Zusammenfassend möchte man bzgl. der vor 50 Jahren von Kienle angeregten Grundsatzdebatte zur Arzneimittelsicherheit aus heutiger Sicht mit Blick auf die Nutzenbewertung von Arzneimitteln sagen:

  1. der integrative Austausch über etablierte Denkkollektive hinaus,
  2. ein sachgerechtes und vertieftes Verständnis von Krankheit und Krankheitsursachen bzw. der entsprechenden therapeutischen Ansatzpunkte und
  3. Offenheit bzgl. innovativer Methodik, um die Unsicherheit bei der Beurteilung des Zusatznutzens zu adressieren,

sind konstruktive Anregungen, die man dem genannten „historischen Fundstück“ aus 1974 entnehmen kann.

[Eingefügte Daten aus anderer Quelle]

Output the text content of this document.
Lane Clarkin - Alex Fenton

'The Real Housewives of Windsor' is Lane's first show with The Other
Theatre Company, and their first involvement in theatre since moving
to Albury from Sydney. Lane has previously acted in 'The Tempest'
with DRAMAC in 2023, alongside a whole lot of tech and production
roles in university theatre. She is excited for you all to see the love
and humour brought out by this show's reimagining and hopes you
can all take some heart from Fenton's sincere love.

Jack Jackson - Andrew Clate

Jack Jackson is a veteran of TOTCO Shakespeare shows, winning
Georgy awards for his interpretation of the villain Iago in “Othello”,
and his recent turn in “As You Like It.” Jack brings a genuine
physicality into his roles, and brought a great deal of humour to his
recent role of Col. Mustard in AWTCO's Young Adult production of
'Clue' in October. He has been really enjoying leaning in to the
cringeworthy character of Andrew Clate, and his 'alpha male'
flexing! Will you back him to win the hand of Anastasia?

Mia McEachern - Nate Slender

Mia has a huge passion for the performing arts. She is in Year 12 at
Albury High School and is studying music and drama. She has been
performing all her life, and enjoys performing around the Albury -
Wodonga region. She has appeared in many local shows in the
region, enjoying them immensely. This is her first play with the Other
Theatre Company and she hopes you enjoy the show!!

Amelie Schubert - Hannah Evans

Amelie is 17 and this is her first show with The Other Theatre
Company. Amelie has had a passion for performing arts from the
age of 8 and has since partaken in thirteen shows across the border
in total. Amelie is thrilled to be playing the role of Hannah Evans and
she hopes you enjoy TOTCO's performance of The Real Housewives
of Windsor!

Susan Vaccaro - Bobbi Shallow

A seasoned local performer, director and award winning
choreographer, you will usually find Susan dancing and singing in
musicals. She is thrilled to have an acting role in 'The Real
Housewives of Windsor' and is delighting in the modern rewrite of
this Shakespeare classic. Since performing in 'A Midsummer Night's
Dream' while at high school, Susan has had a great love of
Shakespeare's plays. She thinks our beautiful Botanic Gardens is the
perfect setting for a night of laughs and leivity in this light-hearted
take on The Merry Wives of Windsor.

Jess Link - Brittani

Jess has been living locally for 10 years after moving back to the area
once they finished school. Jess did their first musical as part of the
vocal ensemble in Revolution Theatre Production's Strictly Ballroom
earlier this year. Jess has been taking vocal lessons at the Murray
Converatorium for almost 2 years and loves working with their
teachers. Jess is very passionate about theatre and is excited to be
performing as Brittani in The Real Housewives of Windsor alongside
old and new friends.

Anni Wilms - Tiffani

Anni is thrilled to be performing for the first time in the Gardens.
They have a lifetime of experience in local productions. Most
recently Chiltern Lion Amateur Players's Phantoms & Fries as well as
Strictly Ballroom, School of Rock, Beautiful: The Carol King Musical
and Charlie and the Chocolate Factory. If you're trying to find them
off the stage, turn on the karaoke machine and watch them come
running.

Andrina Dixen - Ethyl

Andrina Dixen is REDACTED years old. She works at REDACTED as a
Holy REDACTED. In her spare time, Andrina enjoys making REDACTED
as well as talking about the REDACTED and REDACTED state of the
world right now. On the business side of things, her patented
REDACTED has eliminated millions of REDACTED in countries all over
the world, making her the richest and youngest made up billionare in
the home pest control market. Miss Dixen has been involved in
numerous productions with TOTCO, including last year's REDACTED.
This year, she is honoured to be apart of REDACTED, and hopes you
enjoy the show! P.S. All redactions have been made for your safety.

Prof. Dr. med Jörg Ruof, MBA, MPH, ist wissenschaftlicher Leiter der Plattform Nutzenbewertung. Studium an der Universität Witten/Herdecke, Praktische Ausbildung in Innerer Medizin und Rheumatologie an der Medizinischen Hochschule Hannover, Leitung des Market Access / HTA Teams von Roche Deutschland zwischen 2011 und 2016. Gründer der r-connect, Basel.